Of all the difficult feelings we can experience, shame is perhaps the most devastating.
I know for myself that nothing spirals me down into anxiety and depression faster.
This is not surprising. Shame can be described as judging oneself as having done something unacceptable, and finding not only one’s actions and their consequences, but one’s self wanting.
It is possible to feel shame without anyone else knowing about one’s actions or their consequences, but for myself, shame most often results when my mistakes and their consequences are on public view, and are judged by others as being unacceptable.
When I make a mistake but nobody else witnesses it, I can stay calm and correct things as far as is possible. In that situation, I may feel guilt about my actions and their consequences, but I do not find myself wanting.
When I do something that others find unacceptable but I disagree that it’s wrong, or I know things didn’t happen that way, I may feel angry that I am being misrepresented, or surprised at another’s moral compass, but it doesn’t affect how I feel about myself.
But when I make a mistake and am witnessed in the act, and those witnessing me make their anger, disgust or disdain clear, I feel ashamed, and am overcome by a desire to cover myself, for the ground to open up and swallow me, to disappear from public view.
This feeling, rather than supporting me to get on and do all within my power to correct the mistake I have made and to mitigate its consequences, gets in the way of any action on my part. Instead of reaching out to right things, my urge is to contract inwards and shrink away from everything outside myself
So what can we do, when feelings of shame arise, to enable us to stay open and carry on engaging?
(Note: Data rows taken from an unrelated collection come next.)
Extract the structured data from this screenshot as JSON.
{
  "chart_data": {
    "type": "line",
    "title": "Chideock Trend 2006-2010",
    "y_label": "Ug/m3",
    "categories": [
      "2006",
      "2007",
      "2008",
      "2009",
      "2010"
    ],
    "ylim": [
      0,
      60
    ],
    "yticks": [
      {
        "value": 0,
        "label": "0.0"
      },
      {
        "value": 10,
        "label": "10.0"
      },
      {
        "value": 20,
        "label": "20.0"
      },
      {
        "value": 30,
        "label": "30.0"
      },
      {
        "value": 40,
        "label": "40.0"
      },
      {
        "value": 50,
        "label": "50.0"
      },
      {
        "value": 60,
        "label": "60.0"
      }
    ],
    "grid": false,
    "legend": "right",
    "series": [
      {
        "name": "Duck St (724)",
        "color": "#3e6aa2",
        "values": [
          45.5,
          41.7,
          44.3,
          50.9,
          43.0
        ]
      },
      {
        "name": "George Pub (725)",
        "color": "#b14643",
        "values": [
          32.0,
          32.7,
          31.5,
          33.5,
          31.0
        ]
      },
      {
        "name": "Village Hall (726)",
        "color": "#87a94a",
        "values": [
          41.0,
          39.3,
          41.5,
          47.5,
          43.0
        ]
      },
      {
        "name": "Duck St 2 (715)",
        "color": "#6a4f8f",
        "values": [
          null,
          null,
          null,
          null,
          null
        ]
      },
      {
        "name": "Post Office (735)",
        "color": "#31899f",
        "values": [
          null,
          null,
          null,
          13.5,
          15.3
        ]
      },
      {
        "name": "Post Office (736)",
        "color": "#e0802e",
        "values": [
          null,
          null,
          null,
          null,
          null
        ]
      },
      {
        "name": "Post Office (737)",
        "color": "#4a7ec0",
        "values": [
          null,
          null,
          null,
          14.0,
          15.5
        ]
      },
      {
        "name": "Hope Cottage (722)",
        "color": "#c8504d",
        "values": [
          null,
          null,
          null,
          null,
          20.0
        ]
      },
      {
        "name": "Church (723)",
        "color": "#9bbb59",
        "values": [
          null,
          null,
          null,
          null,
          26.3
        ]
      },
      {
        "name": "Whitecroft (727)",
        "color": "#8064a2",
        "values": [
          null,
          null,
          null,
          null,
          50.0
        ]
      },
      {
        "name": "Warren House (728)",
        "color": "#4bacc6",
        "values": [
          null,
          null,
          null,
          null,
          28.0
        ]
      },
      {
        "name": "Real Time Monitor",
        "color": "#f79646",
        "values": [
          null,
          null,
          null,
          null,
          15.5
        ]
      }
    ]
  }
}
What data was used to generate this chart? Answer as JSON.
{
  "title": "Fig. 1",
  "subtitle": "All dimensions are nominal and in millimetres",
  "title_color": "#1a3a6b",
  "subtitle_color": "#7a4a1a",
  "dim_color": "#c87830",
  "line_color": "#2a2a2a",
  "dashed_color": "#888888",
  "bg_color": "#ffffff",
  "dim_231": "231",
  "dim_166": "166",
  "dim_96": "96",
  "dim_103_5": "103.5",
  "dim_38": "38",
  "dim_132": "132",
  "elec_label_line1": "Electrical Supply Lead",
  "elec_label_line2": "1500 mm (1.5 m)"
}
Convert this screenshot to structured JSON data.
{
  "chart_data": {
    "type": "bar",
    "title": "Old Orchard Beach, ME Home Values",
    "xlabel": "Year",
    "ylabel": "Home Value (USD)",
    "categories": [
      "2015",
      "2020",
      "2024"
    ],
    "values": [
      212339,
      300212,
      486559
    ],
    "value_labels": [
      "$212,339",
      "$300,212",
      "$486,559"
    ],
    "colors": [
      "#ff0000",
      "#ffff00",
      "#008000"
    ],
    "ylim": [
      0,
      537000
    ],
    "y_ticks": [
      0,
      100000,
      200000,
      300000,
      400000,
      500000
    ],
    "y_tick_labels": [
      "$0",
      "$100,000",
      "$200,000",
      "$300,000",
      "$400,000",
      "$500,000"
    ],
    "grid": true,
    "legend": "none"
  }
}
I had the opportunity (ahem) to consider this question just a couple of days ago. I made a mistake which could have had serious consequences for those around me, because my attention wandered for a moment. With the help of others, the situation was brought under control, but not without their anger and frustration with me being freely expressed.
I felt an intense feeling of shame, followed by strong anxiety and depression, and a desire to hide under the bed covers for the rest of the week, and possibly the rest of my life.
By observing myself through this experience, and noting what helped and what hindered me in my response to the situation, I came to the following list of actions to help us through shame.
The first thing is to keep breathing.
Constricting and interrupting our natural breathing pattern is one of the most common reactions to difficult feelings, yet nothing blocks our ability to process emotion and take positive action more effectively than when we stop breathing.
The easiest way to keep breathing is to concentrate on breathing out; when we reach the end of our out breath, our lungs fill naturally, gradually re-establishing a natural breathing rhythm.
The second thing is to find someone we trust and who is reliably non-judgmental, and get what has happened off our chest.
The emotional and mental relief and the physical release this enables allows our feelings to shift, and opens up the possibility of viewing our situation objectively.
The third thing is to think of how we would react if a dear friend had made the mistake we have just made, and offer that reaction to ourselves.
We are usually much more forgiving, supportive and helpful when faced with the mistakes of someone else who we love than we are when looking at ourselves.
Offering ourselves gentleness and forgiveness – without denying our responsibility for what has happened – can free us to respond to our situation constructively, and to look at how to avoid making the same mistakes in the future.
The final thing is to consider whether others’ reactions to us reflect our own beliefs about ourselves.
This is perhaps something best done some time after the event, so may not be much help in the moment, but it’s still a worthwhile exercise.
Knowing ourselves better is always, in my view, a good thing. This kind of consideration can also help to interrupt the cycle of anger and resentment at others for their reactions to us, which can be so destructive of relationships and of our own peace of mind.
The repercussions of my actions, what might have happened, others’ reactions to me and my own reactions to the whole thing are still ricocheting about my body, my heart and my mind. I’m continuing to breathe into my feelings, to offer myself love and support, and to explore my beliefs about myself, as well as putting in place rules and routines for myself to prevent that particular mistake happening again.
I know I will make mistakes in the future; I know that some of them will be made in public, and may have serious consequences; I know that others will judge me, as I will myself. But I also know that, when this kind of situation happens again, I have a list of solid practices to enable me to respond constructively, and right things again as far as I can, without crumbling.
What is your experience of shame? Do you have a set of practices which help you maintain equilibrium and take positive action when shame arises?